Ehl-i Sünnet olmayan fırkalar Kuran-ı Kerim ve hadis-i şeriflerde açıkça bildirilen nassları kendilerince tevil ederek, dolaylı şekilde yorumlayarak, mânâsı açık olmayan nassları da Sünnet-i Nebeviye ve Ashâb-ı Kiram (r.a.e.)’in bildirdiği esaslara uymayarak, kendi akıllarınca yorumlamak suretiyle Ehl-i Sünnet’ten ayrılmışlardır.

İmâm Rabbânî (k.s.) şöyle buyuruyor: “Ey kıymetli Nakîb! Vaazların hulâsası ve nasîhatlerin özü, dindâr ve Şerîata sıkı sıkıya bağlı kimselere karışmak ve gönül huzûrunu onlarla berâber olmakta bulmaktır. Dindâr ve Şerî’at’a sıkı sıkıya bağlı olmaktan her biri de hak olan Ehl-i Sünnet ve’l-Cemâ’at yoluna girmeye bağlıdır ki, diğer İslâmî ama birçok yanıyla O (s.a.v.)’i anlamaktan ve O (s.a.v.)’den uzak olan sapık fırkalar arasında kurtulan fırka onlardır.
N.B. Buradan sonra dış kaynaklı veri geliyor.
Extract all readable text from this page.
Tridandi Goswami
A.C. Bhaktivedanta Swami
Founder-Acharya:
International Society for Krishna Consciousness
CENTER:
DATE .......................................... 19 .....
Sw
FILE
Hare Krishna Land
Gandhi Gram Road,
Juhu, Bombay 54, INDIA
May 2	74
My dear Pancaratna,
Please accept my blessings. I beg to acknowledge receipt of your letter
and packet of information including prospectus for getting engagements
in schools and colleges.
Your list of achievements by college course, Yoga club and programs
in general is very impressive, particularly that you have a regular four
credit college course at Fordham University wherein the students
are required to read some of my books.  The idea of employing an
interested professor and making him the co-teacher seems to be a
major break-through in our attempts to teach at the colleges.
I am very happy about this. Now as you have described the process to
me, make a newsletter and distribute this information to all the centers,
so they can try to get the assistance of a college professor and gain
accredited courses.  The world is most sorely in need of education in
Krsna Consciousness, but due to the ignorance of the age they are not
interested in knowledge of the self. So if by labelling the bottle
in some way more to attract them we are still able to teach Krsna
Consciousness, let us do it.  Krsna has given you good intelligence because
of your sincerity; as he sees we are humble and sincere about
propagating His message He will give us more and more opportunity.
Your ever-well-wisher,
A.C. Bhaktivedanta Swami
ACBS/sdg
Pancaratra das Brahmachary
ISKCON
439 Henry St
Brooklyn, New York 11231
Ehl-i Sünnet’in imâmları olan şu büyüklere uymadan kurtulmak imkânsızdır. Onların görüşlerine uymadan felâha ermek mümkün değildir. Naklî, aklî ve keşfî deliller bu anlatılan mânâya şahittir. Bunun hiçbir şekilde böyle olmama ihtimâli de yoktur. Bu sebeble, bir şahsın, hardal tanesi miktârınca, azıcık da olsa şu büyüklerin sırât-ı müstakîm olan yollarından çıktığı bilinirse, onunla sohbeti (berâberliği ve konuşmayı) öldürücü bir zehiri içmek olarak itikâd etmen, onunla oturup kalkmayı da zehirli yılanla oturup kalkmak olarak görmen lâzımdır. Onlar Ehl-i Sünnet imâmları hakkında kıskançlık, hüzün ve tasaları olmayan ilim talebeleri de -hangi fırkadan olurlarsa olsunlar- din hırsızlarıdır, dîninizden çalan kimselerdir. Bunlarla berâber olmaktan ve konuşmaktan sakınmak dahî, (dînin) zarûriyyâtındandır, mutlaka bulunması ve uyulması gereken îcâblarındandır.
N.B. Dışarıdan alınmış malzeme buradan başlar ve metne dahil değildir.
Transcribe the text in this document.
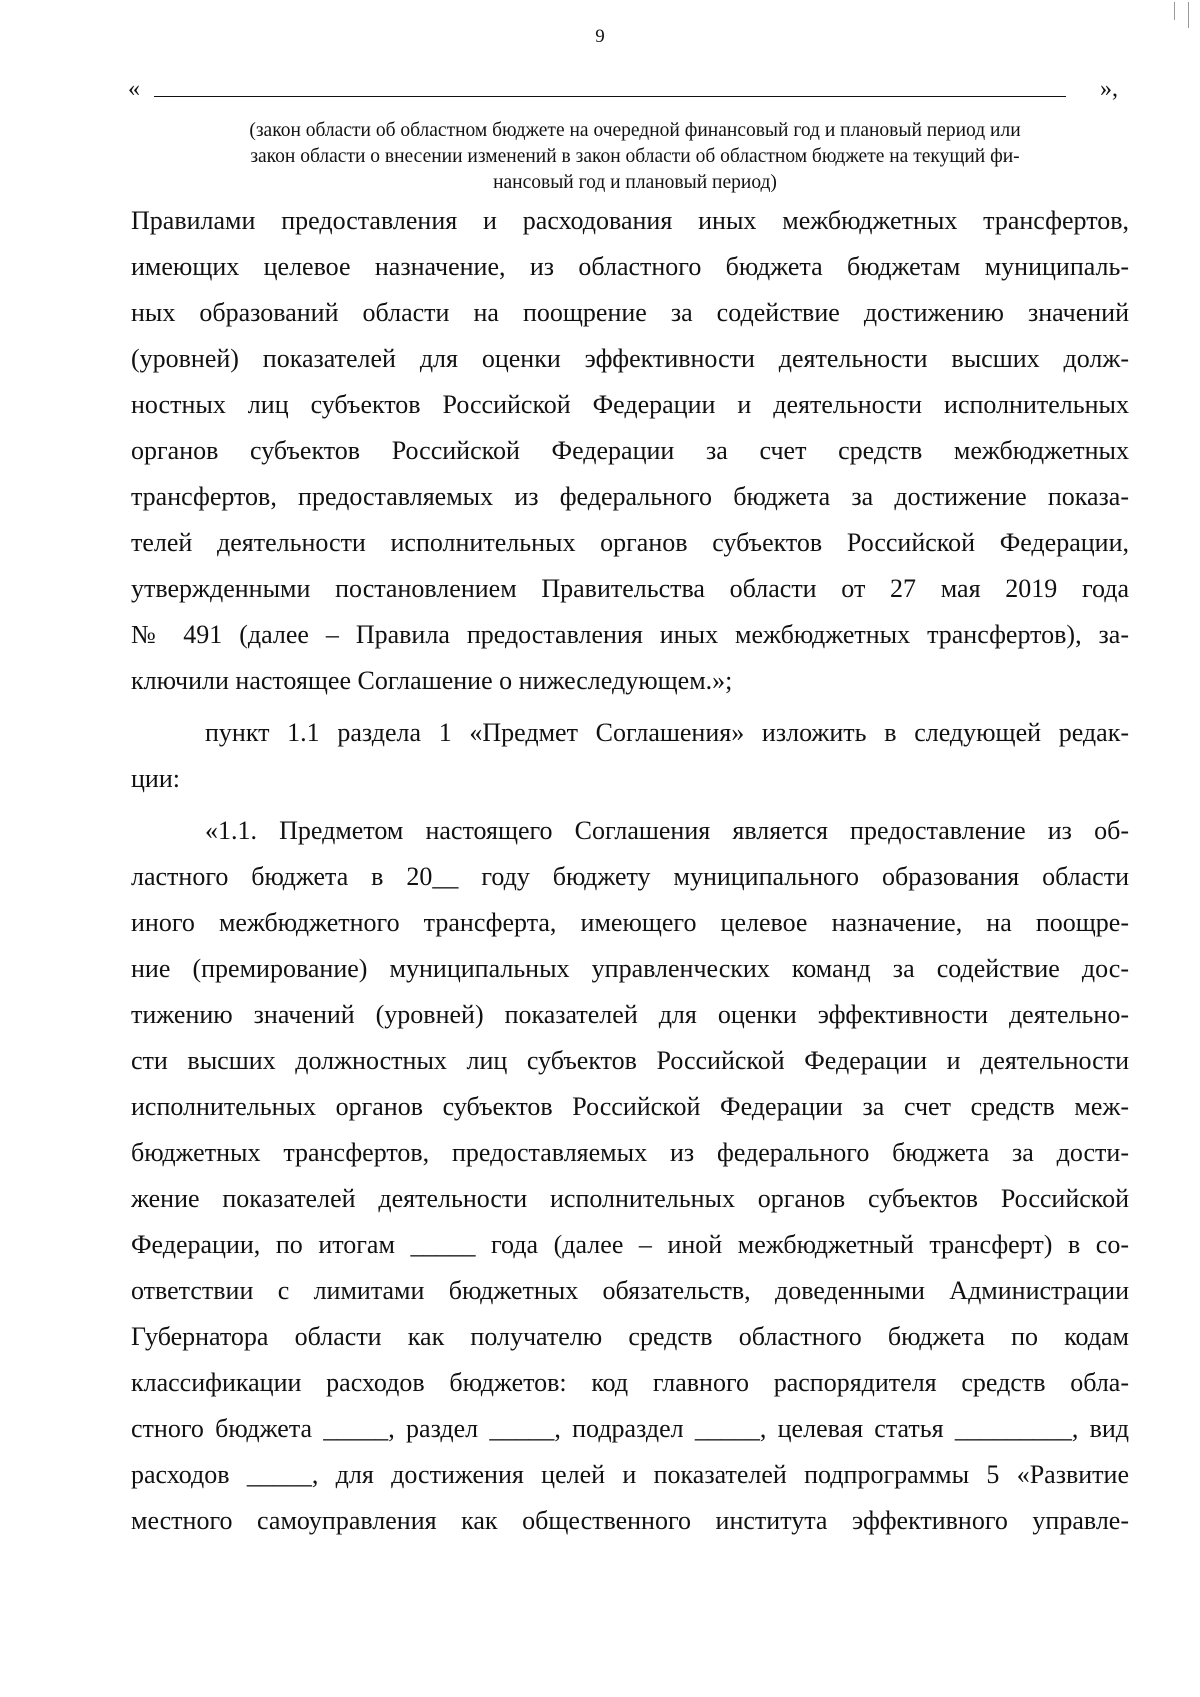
9
«	»,
(закон области об областном бюджете на очередной финансовый год и плановый период или
закон области о внесении изменений в закон области об областном бюджете на текущий фи-
нансовый год и плановый период)
Правилами предоставления и расходования иных межбюджетных трансфертов,
имеющих целевое назначение, из областного бюджета бюджетам муниципаль-
ных образований области на поощрение за содействие достижению значений
(уровней) показателей для оценки эффективности деятельности высших долж-
ностных лиц субъектов Российской Федерации и деятельности исполнительных
органов субъектов Российской Федерации за счет средств межбюджетных
трансфертов, предоставляемых из федерального бюджета за достижение показа-
телей деятельности исполнительных органов субъектов Российской Федерации,
утвержденными постановлением Правительства области от 27 мая 2019 года
№ 491 (далее – Правила предоставления иных межбюджетных трансфертов), за-
ключили настоящее Соглашение о нижеследующем.»;
пункт 1.1 раздела 1 «Предмет Соглашения» изложить в следующей редак-
ции:
«1.1. Предметом настоящего Соглашения является предоставление из об-
ластного бюджета в 20__ году бюджету муниципального образования области
иного межбюджетного трансферта, имеющего целевое назначение, на поощре-
ние (премирование) муниципальных управленческих команд за содействие дос-
тижению значений (уровней) показателей для оценки эффективности деятельно-
сти высших должностных лиц субъектов Российской Федерации и деятельности
исполнительных органов субъектов Российской Федерации за счет средств меж-
бюджетных трансфертов, предоставляемых из федерального бюджета за дости-
жение показателей деятельности исполнительных органов субъектов Российской
Федерации, по итогам _____ года (далее – иной межбюджетный трансферт) в со-
ответствии с лимитами бюджетных обязательств, доведенными Администрации
Губернатора области как получателю средств областного бюджета по кодам
классификации расходов бюджетов: код главного распорядителя средств обла-
стного бюджета _____, раздел _____, подраздел _____, целевая статья _________, вид
расходов _____, для достижения целей и показателей подпрограммы 5 «Развитие
местного самоуправления как общественного института эффективного управле-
Dinde meydana gelen bu fitne ve fesâdların tamâmı, dünya malı toplamakta âhiretlerini hebâ eden şu topluluğun hayırsızlığındandır. Onlar doğru yol mukâbilinde sapıklığı satın alıp da ticâretleri kâr getirmeyen ve doğruya varmayan kimselerdir.”